This perfectly illustrates why data validation is crucial, especially in Python applications. Let's see what happens when we don't validate our data:



In [12]:
class Patient:
    def __init__(self, name, age, disease):
        self.name = name
        self.age = age
        self.disease = disease


# user input
p1 = Patient("Ali", "thirty", "Flu")   # age as str (mistake)
p2 = Patient("Sara", 25, "Diabetes")
print(f"{p1.name} {p1.age} {p1.disease}")
print(f"{p2.name} {p2.age} {p2.disease}")



Ali thirty Flu
Sara 25 Diabetes


**👉 Why This is Bad: Database stores "thirty" as age. Later when you calculate average age, your program crashes!**

# Chapter 2: Type Hints - First Solution Attempt

## Theory: What Are Type Hints?

Python added type hints to suggest what type each variable should be. They help:

* Developers understand code better
* IDEs provide better suggestions
* Code documentation becomes clearer

> **Important:** Type hints are just suggestions - Python doesn't enforce them!

In [13]:
class Patient:
    def __init__(self, name: str, age: int, disease: str):
        self.name = name
        self.age = age
        self.disease = disease
# user input
p1 = Patient("Ali", "thirty", "Flu")   # age as str (mistake)
p2 = Patient("Sara", 25, "Diabetes")
print(f"{p1.name} {p1.age} {p1.disease}")
print(f"{p2.name} {p2.age} {p2.disease}")

Ali thirty Flu
Sara 25 Diabetes


**👉 Type hints don't enforce rules at runtime.**

They only provide warnings in editors (PyCharm, VSCode) or with tools like `mypy`.

> **Warning:** Invalid data can still slip in — for example, the database may still store `"thirty"` as a string for age.

![Pydantic-feature](https://github.com/Khalil-Haider/Backend/raw/main/pydantic/pydantic_feature.svg)

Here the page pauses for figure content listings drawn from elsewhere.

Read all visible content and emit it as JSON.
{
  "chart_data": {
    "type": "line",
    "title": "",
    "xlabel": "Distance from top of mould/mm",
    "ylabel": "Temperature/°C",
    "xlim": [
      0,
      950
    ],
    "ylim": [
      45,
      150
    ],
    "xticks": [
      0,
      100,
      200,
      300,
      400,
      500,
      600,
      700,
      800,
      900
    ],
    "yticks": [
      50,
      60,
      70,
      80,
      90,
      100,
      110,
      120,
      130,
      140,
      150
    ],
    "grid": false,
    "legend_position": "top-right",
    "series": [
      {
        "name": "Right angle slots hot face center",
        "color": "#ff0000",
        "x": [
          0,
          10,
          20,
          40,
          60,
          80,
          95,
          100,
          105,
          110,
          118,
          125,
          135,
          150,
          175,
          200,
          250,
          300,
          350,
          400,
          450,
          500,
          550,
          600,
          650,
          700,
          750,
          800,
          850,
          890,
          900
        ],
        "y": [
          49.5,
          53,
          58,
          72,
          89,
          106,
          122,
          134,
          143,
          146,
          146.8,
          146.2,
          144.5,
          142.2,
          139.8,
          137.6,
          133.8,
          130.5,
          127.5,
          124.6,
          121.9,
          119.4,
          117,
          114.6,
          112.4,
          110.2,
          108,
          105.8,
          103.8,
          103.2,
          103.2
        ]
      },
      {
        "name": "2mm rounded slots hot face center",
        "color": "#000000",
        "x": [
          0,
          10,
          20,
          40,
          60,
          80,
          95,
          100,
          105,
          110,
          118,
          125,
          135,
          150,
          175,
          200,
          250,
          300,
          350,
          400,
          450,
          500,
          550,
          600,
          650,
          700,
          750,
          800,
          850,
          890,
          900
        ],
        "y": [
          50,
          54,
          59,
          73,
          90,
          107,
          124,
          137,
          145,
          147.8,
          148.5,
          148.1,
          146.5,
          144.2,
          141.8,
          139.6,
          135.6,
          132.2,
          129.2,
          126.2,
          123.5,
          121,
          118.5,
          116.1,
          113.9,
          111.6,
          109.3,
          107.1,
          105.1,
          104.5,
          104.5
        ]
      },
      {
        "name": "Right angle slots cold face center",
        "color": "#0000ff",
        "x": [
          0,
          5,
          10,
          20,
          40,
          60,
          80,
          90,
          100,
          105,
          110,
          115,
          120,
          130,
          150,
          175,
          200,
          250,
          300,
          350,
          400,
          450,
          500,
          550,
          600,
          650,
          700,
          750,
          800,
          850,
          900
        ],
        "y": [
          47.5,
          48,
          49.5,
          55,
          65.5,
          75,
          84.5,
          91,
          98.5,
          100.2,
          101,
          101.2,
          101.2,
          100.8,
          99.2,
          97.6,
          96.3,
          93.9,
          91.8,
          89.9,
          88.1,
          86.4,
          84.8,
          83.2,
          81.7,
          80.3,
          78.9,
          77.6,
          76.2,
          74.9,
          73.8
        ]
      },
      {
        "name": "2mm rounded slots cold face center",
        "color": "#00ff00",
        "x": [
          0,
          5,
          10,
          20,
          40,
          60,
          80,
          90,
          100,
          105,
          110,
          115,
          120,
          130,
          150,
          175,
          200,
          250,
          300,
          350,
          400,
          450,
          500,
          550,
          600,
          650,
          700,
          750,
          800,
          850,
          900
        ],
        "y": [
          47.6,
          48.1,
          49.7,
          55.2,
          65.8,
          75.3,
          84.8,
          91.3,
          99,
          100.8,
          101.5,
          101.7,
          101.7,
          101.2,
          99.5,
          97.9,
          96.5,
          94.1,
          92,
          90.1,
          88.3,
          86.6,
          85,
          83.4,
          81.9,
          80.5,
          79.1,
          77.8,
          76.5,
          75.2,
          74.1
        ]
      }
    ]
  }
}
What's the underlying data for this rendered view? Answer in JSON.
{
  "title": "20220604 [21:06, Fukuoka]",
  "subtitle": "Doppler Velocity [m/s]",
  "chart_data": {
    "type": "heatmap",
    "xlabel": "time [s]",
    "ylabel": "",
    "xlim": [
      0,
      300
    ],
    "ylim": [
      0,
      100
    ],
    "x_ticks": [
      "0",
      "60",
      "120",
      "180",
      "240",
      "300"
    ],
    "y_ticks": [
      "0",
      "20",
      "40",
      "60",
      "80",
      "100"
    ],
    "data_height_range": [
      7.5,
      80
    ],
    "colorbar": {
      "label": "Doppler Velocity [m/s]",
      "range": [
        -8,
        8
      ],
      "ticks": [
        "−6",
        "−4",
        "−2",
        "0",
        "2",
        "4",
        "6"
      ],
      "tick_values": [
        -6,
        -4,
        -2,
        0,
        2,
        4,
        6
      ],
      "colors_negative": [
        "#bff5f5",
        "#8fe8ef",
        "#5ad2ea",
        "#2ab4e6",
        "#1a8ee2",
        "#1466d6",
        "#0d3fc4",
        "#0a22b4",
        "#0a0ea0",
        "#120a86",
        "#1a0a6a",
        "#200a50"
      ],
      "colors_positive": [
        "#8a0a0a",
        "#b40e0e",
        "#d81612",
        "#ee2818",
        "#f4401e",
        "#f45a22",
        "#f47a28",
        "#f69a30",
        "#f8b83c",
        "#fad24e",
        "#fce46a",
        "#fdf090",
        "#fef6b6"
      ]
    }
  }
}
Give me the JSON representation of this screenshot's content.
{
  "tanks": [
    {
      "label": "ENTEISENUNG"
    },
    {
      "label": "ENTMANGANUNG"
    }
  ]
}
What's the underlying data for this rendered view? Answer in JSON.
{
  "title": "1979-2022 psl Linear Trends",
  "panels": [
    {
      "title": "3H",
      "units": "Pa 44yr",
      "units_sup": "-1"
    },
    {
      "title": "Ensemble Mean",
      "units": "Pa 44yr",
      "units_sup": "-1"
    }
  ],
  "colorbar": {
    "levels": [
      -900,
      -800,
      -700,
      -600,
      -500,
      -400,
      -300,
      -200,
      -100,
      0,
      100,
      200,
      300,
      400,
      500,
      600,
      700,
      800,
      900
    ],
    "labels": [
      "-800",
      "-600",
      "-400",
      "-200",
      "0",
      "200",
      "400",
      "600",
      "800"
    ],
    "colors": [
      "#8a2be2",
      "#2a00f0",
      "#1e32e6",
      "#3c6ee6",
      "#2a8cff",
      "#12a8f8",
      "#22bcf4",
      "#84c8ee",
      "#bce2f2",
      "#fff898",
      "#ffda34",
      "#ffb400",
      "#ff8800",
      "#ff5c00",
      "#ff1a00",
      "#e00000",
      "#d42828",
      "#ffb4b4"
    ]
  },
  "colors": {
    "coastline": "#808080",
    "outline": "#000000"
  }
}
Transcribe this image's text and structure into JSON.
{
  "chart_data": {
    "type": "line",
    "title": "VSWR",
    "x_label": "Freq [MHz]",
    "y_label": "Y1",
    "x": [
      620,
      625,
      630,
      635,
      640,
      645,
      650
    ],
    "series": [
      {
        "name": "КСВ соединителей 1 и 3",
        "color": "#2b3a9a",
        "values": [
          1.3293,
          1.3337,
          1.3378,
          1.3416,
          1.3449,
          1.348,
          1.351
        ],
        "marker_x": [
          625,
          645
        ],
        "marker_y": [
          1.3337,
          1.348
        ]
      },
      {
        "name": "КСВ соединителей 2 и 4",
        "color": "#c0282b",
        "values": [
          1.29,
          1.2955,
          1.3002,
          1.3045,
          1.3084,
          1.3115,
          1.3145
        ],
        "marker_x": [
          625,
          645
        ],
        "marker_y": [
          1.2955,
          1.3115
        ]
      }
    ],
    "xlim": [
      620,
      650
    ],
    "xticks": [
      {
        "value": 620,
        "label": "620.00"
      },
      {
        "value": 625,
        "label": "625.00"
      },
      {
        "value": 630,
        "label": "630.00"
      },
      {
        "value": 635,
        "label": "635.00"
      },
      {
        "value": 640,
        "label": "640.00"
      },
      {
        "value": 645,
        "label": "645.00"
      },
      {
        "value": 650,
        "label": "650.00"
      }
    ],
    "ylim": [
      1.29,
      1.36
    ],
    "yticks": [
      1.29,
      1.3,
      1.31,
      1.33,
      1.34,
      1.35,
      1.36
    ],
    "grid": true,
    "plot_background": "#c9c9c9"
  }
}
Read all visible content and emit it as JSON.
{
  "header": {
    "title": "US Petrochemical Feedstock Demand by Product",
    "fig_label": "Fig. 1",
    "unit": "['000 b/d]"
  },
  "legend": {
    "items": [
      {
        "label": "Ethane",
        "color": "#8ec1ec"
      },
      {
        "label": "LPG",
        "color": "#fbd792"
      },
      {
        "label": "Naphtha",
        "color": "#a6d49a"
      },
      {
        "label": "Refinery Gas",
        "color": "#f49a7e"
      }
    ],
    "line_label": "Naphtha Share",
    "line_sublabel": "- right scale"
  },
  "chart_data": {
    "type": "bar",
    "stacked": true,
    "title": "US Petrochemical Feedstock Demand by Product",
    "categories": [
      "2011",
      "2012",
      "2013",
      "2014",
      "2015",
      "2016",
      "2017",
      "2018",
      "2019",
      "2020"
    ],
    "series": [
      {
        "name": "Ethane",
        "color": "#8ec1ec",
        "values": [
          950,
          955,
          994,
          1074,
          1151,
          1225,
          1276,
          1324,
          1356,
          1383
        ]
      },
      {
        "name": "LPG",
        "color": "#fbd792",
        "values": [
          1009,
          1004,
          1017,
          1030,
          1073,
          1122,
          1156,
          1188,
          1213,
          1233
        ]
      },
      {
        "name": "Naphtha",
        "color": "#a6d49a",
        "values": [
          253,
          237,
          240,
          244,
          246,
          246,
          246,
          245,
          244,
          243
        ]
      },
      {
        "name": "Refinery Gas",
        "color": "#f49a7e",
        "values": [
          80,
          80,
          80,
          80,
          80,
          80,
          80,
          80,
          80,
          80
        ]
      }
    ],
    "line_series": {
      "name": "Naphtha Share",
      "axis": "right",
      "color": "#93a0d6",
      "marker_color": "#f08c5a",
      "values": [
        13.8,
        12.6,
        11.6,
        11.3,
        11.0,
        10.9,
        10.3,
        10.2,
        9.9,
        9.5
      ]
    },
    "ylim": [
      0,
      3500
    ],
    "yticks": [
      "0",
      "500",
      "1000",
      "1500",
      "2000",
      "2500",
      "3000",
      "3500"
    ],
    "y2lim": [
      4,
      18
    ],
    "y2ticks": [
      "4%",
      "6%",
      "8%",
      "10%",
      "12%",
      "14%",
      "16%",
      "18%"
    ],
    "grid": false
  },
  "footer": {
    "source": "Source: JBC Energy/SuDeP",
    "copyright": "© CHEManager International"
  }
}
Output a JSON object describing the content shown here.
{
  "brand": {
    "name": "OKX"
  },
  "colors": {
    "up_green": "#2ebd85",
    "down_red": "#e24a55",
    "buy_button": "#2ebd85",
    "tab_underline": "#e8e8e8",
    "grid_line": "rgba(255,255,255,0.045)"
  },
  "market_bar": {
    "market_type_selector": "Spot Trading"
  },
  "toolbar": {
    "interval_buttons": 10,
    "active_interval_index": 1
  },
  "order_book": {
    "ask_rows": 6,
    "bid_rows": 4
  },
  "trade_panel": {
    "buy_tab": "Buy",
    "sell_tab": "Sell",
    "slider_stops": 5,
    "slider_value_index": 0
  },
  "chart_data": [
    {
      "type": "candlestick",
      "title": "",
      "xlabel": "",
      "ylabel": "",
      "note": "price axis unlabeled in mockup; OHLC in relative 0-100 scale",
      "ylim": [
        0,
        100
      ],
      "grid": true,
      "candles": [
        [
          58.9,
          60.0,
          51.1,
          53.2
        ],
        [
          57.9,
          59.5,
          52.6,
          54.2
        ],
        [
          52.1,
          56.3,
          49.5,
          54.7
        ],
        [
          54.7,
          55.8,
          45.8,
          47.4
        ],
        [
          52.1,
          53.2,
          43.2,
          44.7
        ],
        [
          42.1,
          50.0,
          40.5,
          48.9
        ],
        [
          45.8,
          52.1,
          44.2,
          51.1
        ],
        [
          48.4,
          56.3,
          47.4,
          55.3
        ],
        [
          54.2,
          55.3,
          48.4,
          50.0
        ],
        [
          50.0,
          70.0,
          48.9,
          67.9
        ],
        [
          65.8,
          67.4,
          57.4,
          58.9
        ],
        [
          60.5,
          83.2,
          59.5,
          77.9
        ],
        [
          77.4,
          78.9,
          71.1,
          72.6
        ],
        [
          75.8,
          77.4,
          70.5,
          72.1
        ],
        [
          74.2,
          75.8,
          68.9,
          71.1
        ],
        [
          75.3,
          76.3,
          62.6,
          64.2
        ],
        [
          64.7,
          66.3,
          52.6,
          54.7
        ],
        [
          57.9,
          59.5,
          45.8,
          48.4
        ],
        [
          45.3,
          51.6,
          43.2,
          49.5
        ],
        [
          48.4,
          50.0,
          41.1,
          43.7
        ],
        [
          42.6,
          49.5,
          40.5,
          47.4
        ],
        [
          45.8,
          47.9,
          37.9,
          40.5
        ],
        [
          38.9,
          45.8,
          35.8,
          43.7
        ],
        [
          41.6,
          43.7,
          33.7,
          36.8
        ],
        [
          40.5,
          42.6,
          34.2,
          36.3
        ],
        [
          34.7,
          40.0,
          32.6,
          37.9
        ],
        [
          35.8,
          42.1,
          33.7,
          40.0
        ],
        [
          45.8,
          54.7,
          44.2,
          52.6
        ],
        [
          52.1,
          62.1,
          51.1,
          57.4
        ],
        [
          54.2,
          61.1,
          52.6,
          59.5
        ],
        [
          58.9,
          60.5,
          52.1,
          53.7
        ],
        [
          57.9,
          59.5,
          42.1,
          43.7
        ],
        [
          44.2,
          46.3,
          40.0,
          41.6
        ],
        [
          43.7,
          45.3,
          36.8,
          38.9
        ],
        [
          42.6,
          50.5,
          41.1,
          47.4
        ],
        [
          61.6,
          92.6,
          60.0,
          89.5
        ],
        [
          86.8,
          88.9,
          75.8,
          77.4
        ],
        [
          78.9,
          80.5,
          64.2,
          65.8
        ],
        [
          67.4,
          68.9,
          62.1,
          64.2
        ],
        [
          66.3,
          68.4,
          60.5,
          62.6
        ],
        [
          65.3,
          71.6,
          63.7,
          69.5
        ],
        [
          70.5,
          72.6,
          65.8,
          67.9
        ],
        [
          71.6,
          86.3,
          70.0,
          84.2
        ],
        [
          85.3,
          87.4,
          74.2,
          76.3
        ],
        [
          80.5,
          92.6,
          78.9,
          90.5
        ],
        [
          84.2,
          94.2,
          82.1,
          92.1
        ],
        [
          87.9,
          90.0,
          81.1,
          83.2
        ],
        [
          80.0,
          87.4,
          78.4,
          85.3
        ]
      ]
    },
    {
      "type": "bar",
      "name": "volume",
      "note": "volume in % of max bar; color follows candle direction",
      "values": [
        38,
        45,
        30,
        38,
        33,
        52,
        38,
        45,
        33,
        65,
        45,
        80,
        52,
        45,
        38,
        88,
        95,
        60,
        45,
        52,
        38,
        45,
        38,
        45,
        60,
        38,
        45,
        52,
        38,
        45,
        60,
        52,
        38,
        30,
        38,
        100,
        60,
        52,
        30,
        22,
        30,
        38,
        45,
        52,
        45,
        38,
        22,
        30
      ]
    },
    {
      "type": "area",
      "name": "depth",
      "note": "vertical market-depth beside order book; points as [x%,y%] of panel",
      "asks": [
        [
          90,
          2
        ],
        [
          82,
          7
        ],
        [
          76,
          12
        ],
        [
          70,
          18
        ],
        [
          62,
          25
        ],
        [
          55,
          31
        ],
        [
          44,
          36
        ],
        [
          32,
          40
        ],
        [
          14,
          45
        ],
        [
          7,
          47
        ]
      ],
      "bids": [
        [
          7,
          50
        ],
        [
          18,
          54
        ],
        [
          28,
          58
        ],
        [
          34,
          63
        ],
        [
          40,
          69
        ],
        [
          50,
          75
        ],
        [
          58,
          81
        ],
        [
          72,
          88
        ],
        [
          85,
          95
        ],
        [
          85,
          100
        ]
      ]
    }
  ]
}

# Chapter 3: **Pydantic – The Real Solution**

👉 **Solution: ** Use **Pydantic**.

It **takes type hints seriously** and turns them into **real rules**.

---

## 2. What is Pydantic?

Pydantic is a **data validation and settings management library** that:

* **Enforces type hints** (not just suggestions).
* **Validates automatically** → rejects wrong input.
* **Performs smart conversions** when possible.
* **Raises errors early** (fail fast principle).
* **Supports serialization** (convert objects into dict/JSON).
* **Is extremely fast** because validation runs in **Rust** (`pydantic-core`).

> **Key Concept:**
> A **Pydantic Model** is a Python class that inherits from `BaseModel`.
> It describes your data schema (shape + rules) in one place.

---



## 6. Key Terms to Remember

* **Schema** → the structure & rules of your data (from type hints).
* **Validation** → checking that input matches the schema.
* **Serialization** → turning models into dicts/JSON.
* **Fail Fast** → catch problems immediately at input.
* **Strict Mode** → disallow auto-conversion, enforce exact types.

In [None]:
from pydantic import BaseModel

class Patient(BaseModel):  # Must inherit from BaseModel
    name: str
    age: int
    email: str

# This works - correct types
patient1 = Patient(name="John", age=30, email="john@email.com")
print(patient1)  # Patient(name='John', age=30, email='john@email.com')

name='John' age=30 email='john@email.com'


## Smart Type Conversion

Pydantic doesn't just reject wrong types - it intelligently converts data when possible:

* ✅ String `"30"` → Integer `30` (successful conversion)
* ❌ String `"thirty"` → `ValidationError` (cannot convert)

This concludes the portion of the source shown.